On aime les servir, entre 9 et 12 degrés, dans un contenant pas trop évasé afin de savourer les arômes des plantes. Ils peuvent aussi se servir sur glace, à la façon d’un Old Fashioned avec un zeste d’agrumes
Souvent considérée comme une boisson désuète, le génépi serait-il en train de devenir cool? « Contrairement à ce qu’on pense, le génépi est un produit d’une grande qualité qui ne consomme pas qu’en digestif.» assure Edouard. Pour preuve, le mixologue Rémy Savage – directeur créatif des bars parisiens Little Red Door, Lulu White et Bonhomie – a imaginé un cocktail en phase avec notre époque et réinterprété le Tom Collins pour en faire un apéritif idéal.
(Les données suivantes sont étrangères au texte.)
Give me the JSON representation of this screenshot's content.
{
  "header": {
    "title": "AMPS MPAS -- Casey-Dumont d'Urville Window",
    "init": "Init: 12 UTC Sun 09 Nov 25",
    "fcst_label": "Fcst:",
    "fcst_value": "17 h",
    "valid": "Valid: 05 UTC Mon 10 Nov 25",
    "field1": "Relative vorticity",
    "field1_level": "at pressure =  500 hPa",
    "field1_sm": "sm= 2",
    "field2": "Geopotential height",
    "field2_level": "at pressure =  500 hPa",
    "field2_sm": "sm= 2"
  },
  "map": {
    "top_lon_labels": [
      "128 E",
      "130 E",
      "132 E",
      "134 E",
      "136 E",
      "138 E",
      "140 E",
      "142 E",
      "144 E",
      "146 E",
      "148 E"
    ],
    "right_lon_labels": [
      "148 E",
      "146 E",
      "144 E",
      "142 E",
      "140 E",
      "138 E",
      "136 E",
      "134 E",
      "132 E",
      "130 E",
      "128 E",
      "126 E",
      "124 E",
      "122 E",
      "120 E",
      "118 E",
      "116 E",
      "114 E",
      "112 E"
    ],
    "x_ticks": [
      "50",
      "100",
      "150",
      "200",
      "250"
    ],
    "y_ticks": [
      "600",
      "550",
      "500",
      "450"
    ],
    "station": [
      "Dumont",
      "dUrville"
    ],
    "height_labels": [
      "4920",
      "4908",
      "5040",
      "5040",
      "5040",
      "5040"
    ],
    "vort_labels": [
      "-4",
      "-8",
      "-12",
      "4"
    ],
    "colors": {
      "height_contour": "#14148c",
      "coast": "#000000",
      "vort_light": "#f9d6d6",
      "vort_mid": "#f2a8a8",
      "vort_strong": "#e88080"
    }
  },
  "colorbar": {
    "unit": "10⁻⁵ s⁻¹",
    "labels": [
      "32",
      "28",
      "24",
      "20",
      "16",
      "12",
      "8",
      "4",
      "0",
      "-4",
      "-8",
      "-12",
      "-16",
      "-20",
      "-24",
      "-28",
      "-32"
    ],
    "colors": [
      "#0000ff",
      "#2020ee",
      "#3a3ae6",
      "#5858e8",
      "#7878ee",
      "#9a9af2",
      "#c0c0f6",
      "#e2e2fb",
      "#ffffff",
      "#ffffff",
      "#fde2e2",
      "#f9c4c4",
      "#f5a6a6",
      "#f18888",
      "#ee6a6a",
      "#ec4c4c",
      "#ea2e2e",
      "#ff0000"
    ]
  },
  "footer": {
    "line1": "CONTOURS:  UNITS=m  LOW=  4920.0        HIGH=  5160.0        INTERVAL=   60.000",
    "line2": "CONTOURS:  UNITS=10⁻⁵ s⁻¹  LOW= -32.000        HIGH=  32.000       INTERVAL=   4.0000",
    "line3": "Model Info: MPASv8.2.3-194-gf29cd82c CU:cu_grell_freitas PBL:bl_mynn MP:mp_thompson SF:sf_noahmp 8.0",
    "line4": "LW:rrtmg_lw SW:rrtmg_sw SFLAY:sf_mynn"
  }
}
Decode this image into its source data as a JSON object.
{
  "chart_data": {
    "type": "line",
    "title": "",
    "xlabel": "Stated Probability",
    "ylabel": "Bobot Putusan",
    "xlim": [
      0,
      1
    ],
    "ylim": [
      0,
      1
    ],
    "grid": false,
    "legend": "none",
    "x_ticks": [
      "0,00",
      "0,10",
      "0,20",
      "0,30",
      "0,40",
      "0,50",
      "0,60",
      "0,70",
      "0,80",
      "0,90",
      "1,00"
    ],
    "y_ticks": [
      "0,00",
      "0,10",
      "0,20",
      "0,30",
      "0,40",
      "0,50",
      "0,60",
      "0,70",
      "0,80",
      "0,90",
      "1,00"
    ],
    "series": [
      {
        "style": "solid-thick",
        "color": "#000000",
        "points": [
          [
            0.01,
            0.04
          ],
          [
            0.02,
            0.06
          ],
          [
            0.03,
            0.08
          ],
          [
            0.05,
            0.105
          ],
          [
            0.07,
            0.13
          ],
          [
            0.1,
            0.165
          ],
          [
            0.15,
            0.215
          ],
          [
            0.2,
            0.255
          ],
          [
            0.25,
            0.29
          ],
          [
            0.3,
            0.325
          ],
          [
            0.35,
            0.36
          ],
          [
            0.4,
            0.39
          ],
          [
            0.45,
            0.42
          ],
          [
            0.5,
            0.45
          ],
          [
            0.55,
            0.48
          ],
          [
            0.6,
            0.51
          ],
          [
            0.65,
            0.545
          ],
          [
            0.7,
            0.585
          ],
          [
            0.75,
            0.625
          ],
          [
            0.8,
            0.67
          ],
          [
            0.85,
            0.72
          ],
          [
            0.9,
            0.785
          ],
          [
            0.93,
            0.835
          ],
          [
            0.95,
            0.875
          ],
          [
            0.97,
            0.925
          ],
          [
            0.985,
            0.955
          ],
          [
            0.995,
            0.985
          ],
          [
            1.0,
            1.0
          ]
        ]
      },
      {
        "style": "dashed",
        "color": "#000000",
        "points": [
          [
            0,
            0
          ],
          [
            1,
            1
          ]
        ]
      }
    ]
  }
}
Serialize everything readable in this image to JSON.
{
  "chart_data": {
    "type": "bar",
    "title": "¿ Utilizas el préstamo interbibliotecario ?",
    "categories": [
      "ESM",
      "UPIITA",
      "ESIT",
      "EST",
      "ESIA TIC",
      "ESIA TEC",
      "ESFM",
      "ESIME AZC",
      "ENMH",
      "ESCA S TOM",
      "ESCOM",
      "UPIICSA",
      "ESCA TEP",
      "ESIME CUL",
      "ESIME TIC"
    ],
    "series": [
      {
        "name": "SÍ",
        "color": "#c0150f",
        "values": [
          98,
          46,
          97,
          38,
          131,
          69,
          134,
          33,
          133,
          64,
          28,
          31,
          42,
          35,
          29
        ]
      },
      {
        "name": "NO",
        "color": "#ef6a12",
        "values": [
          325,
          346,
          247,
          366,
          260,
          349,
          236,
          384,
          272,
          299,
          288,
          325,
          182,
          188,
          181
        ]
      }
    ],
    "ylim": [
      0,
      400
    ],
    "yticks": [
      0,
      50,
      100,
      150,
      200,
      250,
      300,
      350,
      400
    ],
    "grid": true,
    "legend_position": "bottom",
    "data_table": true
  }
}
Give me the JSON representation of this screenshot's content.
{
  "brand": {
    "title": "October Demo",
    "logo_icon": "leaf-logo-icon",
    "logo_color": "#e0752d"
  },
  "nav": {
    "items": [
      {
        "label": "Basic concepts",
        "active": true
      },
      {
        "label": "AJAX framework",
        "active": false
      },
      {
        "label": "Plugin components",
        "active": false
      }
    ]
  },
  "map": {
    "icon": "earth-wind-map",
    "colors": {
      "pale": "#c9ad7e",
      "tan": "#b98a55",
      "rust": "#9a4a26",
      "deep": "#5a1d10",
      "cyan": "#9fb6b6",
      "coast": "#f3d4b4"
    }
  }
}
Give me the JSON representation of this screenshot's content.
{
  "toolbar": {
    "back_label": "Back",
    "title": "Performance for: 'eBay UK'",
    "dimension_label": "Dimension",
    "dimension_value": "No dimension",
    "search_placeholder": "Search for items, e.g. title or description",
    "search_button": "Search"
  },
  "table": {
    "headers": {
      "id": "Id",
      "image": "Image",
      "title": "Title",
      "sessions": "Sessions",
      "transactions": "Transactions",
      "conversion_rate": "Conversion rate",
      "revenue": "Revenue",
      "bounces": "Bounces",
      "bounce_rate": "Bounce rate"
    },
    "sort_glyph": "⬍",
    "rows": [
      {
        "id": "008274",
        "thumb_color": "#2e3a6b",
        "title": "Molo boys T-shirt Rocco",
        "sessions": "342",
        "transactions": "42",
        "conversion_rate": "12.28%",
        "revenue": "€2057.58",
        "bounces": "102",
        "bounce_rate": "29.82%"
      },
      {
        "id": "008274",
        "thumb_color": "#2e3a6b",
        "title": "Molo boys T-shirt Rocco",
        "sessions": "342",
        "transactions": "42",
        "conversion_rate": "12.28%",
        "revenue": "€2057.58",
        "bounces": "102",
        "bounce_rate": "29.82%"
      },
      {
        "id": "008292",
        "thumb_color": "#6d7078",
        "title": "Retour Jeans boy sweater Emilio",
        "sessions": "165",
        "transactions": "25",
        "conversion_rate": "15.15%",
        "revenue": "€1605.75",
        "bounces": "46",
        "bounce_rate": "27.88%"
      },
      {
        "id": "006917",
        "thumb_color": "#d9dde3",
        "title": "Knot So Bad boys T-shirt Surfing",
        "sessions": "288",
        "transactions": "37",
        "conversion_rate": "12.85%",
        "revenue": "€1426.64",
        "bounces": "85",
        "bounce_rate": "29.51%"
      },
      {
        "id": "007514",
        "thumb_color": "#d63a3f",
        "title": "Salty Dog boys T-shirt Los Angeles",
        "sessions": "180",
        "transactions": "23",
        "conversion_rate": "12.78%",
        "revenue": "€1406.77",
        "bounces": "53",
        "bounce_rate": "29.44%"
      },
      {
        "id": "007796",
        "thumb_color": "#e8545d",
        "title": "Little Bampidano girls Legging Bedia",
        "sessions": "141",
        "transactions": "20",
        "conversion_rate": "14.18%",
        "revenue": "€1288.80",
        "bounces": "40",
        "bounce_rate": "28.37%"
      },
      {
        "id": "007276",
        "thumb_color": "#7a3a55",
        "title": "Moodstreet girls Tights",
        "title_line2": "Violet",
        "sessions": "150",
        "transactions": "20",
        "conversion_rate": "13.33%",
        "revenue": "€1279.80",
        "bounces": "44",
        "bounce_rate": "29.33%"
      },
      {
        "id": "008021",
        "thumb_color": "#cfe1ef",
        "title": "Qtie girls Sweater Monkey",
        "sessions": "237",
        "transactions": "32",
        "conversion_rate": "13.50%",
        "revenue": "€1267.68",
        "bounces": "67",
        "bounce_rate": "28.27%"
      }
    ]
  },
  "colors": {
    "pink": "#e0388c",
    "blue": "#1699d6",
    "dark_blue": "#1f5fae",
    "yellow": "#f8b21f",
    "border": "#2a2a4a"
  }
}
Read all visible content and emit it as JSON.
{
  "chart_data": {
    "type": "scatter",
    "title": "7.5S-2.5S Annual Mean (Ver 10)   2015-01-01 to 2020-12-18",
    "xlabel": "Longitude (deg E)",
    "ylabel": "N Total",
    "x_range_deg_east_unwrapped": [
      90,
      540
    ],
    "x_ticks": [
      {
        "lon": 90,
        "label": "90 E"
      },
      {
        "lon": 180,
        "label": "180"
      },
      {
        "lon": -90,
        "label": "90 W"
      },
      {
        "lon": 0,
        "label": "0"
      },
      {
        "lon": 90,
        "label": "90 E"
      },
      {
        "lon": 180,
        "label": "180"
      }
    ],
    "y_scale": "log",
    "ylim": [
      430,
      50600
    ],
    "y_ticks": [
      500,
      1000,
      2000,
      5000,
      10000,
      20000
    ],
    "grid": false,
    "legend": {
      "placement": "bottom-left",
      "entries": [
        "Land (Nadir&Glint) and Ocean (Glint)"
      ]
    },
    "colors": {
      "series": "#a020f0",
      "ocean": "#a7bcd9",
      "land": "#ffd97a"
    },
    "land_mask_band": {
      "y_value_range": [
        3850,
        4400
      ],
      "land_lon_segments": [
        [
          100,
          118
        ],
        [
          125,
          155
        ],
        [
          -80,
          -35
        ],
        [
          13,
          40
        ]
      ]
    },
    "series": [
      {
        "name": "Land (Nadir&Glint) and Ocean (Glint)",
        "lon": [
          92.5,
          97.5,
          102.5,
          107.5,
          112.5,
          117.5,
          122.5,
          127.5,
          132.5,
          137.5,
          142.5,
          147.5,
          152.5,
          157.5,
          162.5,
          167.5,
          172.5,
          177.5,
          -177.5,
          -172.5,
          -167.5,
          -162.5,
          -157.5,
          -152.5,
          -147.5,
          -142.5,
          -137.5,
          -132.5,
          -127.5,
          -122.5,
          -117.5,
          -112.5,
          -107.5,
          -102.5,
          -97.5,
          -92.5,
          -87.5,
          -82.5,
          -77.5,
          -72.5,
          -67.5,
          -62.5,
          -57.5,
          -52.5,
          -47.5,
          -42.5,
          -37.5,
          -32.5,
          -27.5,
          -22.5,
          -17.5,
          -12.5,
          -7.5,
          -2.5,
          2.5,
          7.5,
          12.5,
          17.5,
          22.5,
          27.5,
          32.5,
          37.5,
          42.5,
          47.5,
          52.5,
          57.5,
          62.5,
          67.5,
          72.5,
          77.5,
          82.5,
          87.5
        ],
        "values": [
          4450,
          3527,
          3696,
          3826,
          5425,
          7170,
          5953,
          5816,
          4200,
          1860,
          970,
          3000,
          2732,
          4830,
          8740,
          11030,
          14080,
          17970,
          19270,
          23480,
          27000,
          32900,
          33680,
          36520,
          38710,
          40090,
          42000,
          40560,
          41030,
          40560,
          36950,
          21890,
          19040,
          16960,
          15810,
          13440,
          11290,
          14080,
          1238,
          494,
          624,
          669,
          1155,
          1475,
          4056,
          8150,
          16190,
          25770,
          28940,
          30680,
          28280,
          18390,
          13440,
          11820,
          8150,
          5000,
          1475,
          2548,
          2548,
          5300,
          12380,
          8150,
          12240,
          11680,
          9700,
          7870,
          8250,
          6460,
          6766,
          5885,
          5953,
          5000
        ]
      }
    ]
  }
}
Exit le gin, Rémy Savage le remplace par 4 cl de Génépi Altitude, puis ajoute 1 cl de jus de citron et de l’eau gazeuse.
Les chefs s’y intéressent, eux aussi, de près. À Annecy, la table étoilée de Yoann Conte a l’habitude d’aromatiser plats et desserts d’armoise tandis que le chef le chef Julien Rondepierre de l’Hôtel des Milles Pas à Voiron a fait découvrir à Edouard Modelski le beurre au génépi, en accompagnement d’un filet de rouget. « C’était délicieux! Nos liqueurs se marient très bien au poisson blanc et aux sauces. Côté sucré, on les utilise souvent dans des crèmes brûlées ou avec de la vanille et du chocolat. » Également délicieuse en sorbet ou dans un gâteau, cette liqueur de plantes a décidément de quoi nous faire tutoyer les sommets.